God must have had a pretty important job up in the realm of His Heavens to have needed to call such a special angel. God bless you Mary. And thank you for all you have done.

Today. Don't wast a second on ill feelings, regrets, anger, hate, disappointment. Reach out. Love that husband. Kiss your kids. Wrap your arms around yourself and give yourself some love. You have today. Don't let a minute of it pass you by without being grateful.
For. Just. This.

grateful for this present moment...
-t.
Later...wrote this post earlier today, but wanted to record it here just as it was written this morning. It's after dinner. Don cooked up his "nothing else can compare" fish fry for Nick and I on this, Nick's last night at home before he returns to school. Words cannot express how good it was to just come home and be together after attending Mary's wake. The visitation was held at a HUGE Catholic Church in Northbrook. The line of those waiting to pay their respects to Mary and her family formed to the back of the church and out the door - more than a hundred at least waiting their turn. It was early, there were still hundreds I'm sure yet to attend.

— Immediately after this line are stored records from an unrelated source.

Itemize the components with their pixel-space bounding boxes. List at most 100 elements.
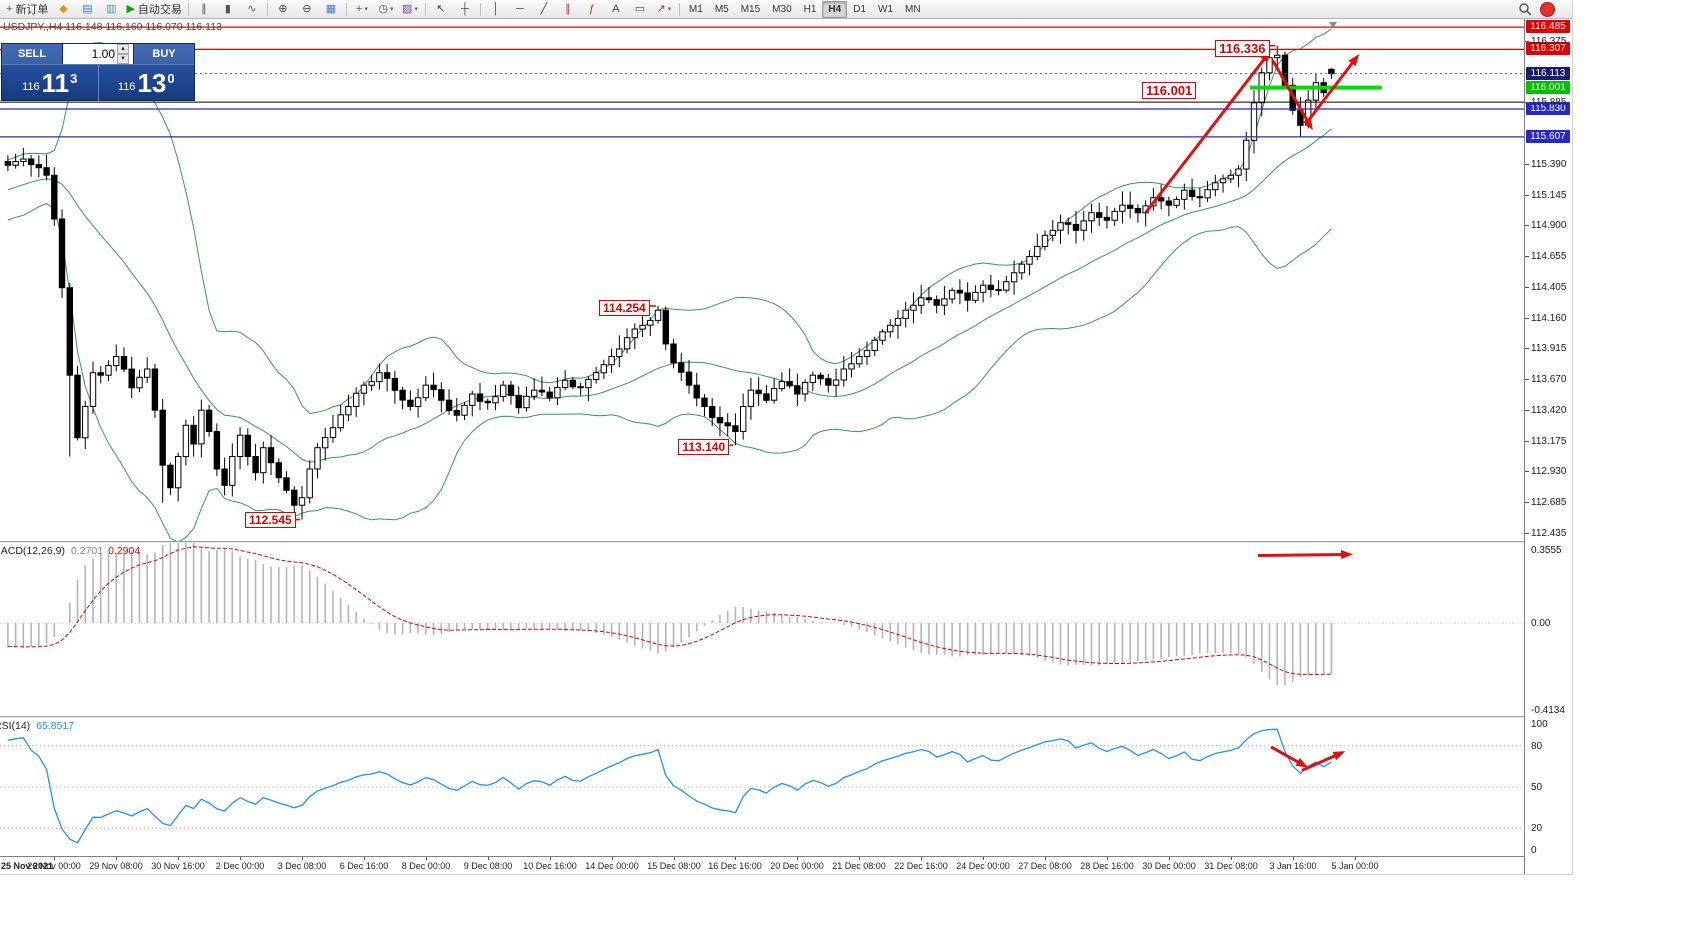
- price-axis[interactable]: 116.485 116.307 116.113 116.001 115.830 …: [1524, 19, 1572, 874]
- panel-splitter[interactable]: [0, 541, 1572, 543]
- buy-price-big: 13: [137, 68, 167, 98]
- price-tick: 113.175: [1531, 436, 1567, 447]
- tf-button-m15[interactable]: M15: [740, 3, 761, 15]
- price-chart-canvas[interactable]: [0, 19, 1524, 541]
- time-label: 29 Nov 08:00: [89, 861, 143, 871]
- vertical-line-button[interactable]: │: [484, 0, 508, 18]
- tf-button-h1[interactable]: H1: [803, 3, 817, 15]
- tf-button-m5[interactable]: M5: [714, 3, 729, 15]
- crosshair-button[interactable]: ┼: [453, 0, 477, 18]
- bollinger-bands: [7, 28, 1332, 541]
- time-tick-mark: [54, 857, 55, 860]
- tf-button-h4[interactable]: H4: [822, 0, 848, 18]
- sell-price-sup: 3: [70, 70, 78, 86]
- text-label-button[interactable]: ▭: [628, 0, 652, 18]
- indicators-button[interactable]: + ▾: [350, 0, 374, 18]
- zoom-in-button[interactable]: ⊕: [271, 0, 295, 18]
- bar-chart-button[interactable]: ∥: [192, 0, 216, 18]
- cursor-button[interactable]: ↖: [429, 0, 453, 18]
- trend-arrow[interactable]: [1270, 745, 1309, 768]
- trend-arrow[interactable]: [1305, 54, 1360, 124]
- trend-arrow[interactable]: [1301, 751, 1346, 772]
- bollinger-upper-line: [7, 28, 1332, 415]
- main-toolbar: + 新订单 ◆ ▤ ▥ ▶ 自动交易 ∥ ▮ ∿ ⊕ ⊖ ▦ + ▾ ◷ ▾ ▨ ▾ ↖ ┼ │ ─ ╱ ∥ ƒ A ▭ ↗ ▾ M1 M5 M…: [0, 0, 1572, 19]
- horizontal-line-icon: ─: [516, 2, 524, 15]
- price-annotation[interactable]: 112.545: [244, 511, 296, 528]
- data-window-button[interactable]: ▤: [75, 0, 99, 18]
- volume-down-icon[interactable]: ▼: [117, 54, 129, 64]
- time-label: 9 Dec 08:00: [463, 861, 513, 871]
- panel-splitter[interactable]: [0, 716, 1572, 718]
- horizontal-line-button[interactable]: ─: [508, 0, 532, 18]
- arrows-tool-button[interactable]: ↗ ▾: [652, 0, 676, 18]
- candlestick-button[interactable]: ▮: [216, 0, 240, 18]
- buy-button[interactable]: BUY: [134, 44, 194, 64]
- time-label: 28 Dec 16:00: [1080, 861, 1134, 871]
- periods-button[interactable]: ◷ ▾: [374, 0, 398, 18]
- price-annotation[interactable]: 116.001: [1142, 82, 1197, 100]
- sell-button[interactable]: SELL: [2, 44, 62, 64]
- price-annotation[interactable]: 114.254: [599, 300, 650, 316]
- trendline-button[interactable]: ╱: [532, 0, 556, 18]
- price-annotation[interactable]: 113.140: [678, 439, 730, 456]
- time-axis[interactable]: 25 Nov 2021 26 Nov 00:00 29 Nov 08:00 30 No…: [0, 856, 1572, 874]
- price-annotation[interactable]: 116.336: [1215, 40, 1270, 58]
- time-label: 30 Nov 16:00: [151, 861, 205, 871]
- time-label: 3 Jan 16:00: [1269, 861, 1317, 871]
- time-tick-mark: [674, 857, 675, 860]
- price-tick-mark: [1525, 102, 1529, 103]
- tf-button-m30[interactable]: M30: [772, 3, 792, 15]
- tf-button-w1[interactable]: W1: [878, 3, 894, 15]
- price-tick-mark: [1525, 164, 1529, 165]
- tile-windows-button[interactable]: ▦: [319, 0, 343, 18]
- buy-price-button[interactable]: 116 13 0: [97, 65, 195, 101]
- dropdown-arrow-icon[interactable]: ▾: [667, 6, 672, 13]
- green-support-segment[interactable]: [1250, 85, 1382, 90]
- price-tick-mark: [1525, 379, 1529, 380]
- dropdown-arrow-icon[interactable]: ▾: [389, 6, 394, 13]
- chart-title: USDJPY.,H4 116.148 116.160 116.070 116.1…: [3, 21, 222, 33]
- toolbar-separator: [424, 2, 426, 16]
- toolbar-separator: [345, 2, 347, 16]
- trend-arrow[interactable]: [1271, 59, 1313, 131]
- volume-input[interactable]: [63, 47, 117, 61]
- time-tick-mark: [797, 857, 798, 860]
- zoom-out-button[interactable]: ⊖: [295, 0, 319, 18]
- volume-stepper[interactable]: ▲ ▼: [117, 44, 129, 64]
- toolbar-separator: [479, 2, 481, 16]
- rsi-canvas[interactable]: [0, 718, 1524, 856]
- fibonacci-button[interactable]: ƒ: [580, 0, 604, 18]
- macd-canvas[interactable]: [0, 543, 1524, 716]
- navigator-button[interactable]: ▥: [99, 0, 123, 18]
- tf-button-m1[interactable]: M1: [688, 3, 703, 15]
- dropdown-arrow-icon[interactable]: ▾: [364, 6, 368, 13]
- rsi-indicator-panel[interactable]: [0, 718, 1524, 856]
- sell-price-button[interactable]: 116 11 3: [2, 65, 98, 101]
- templates-button[interactable]: ▨ ▾: [398, 0, 422, 18]
- time-tick-mark: [1169, 857, 1170, 860]
- candles-layer: [4, 45, 1335, 520]
- market-watch-button[interactable]: ◆: [51, 0, 75, 18]
- macd-indicator-panel[interactable]: [0, 543, 1524, 716]
- text-button[interactable]: A: [604, 0, 628, 18]
- time-tick-mark: [116, 857, 117, 860]
- volume-up-icon[interactable]: ▲: [117, 44, 129, 54]
- dropdown-arrow-icon[interactable]: ▾: [414, 6, 418, 13]
- channel-button[interactable]: ∥: [556, 0, 580, 18]
- price-tick-mark: [1525, 348, 1529, 349]
- line-chart-button[interactable]: ∿: [240, 0, 264, 18]
- price-tick-mark: [1525, 287, 1529, 288]
- notification-badge[interactable]: [1540, 1, 1555, 17]
- search-icon[interactable]: [1518, 2, 1532, 16]
- time-label: 24 Dec 00:00: [956, 861, 1010, 871]
- price-tick-mark: [1525, 502, 1529, 503]
- tf-button-mn[interactable]: MN: [905, 3, 921, 15]
- trend-arrow[interactable]: [1257, 550, 1354, 559]
- new-order-button[interactable]: + 新订单: [3, 0, 51, 18]
- trendline-icon: ╱: [540, 2, 548, 15]
- autotrading-button[interactable]: ▶ 自动交易: [123, 0, 184, 18]
- price-chart-panel[interactable]: 116.336 116.001 114.254 113.140 112.545: [0, 19, 1524, 541]
- macd-signal-line: [7, 546, 1332, 676]
- tf-button-d1[interactable]: D1: [853, 3, 867, 15]
- chart-shift-marker-icon[interactable]: [1329, 22, 1337, 28]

The picture that stands out foremost in my mind is of her husband, now standing alone without his bride by his side. Another, that of her college age son, sitting in the pew, surrounded by his friends, his girlfriend at his side, her hand tightly entwined with his own. I look at my men tonight, my husband, my son. I listen to their voices, their shared conversations. And I am thanking my God that I am here with them, tonight. Not taking a minute of this blessing for granted.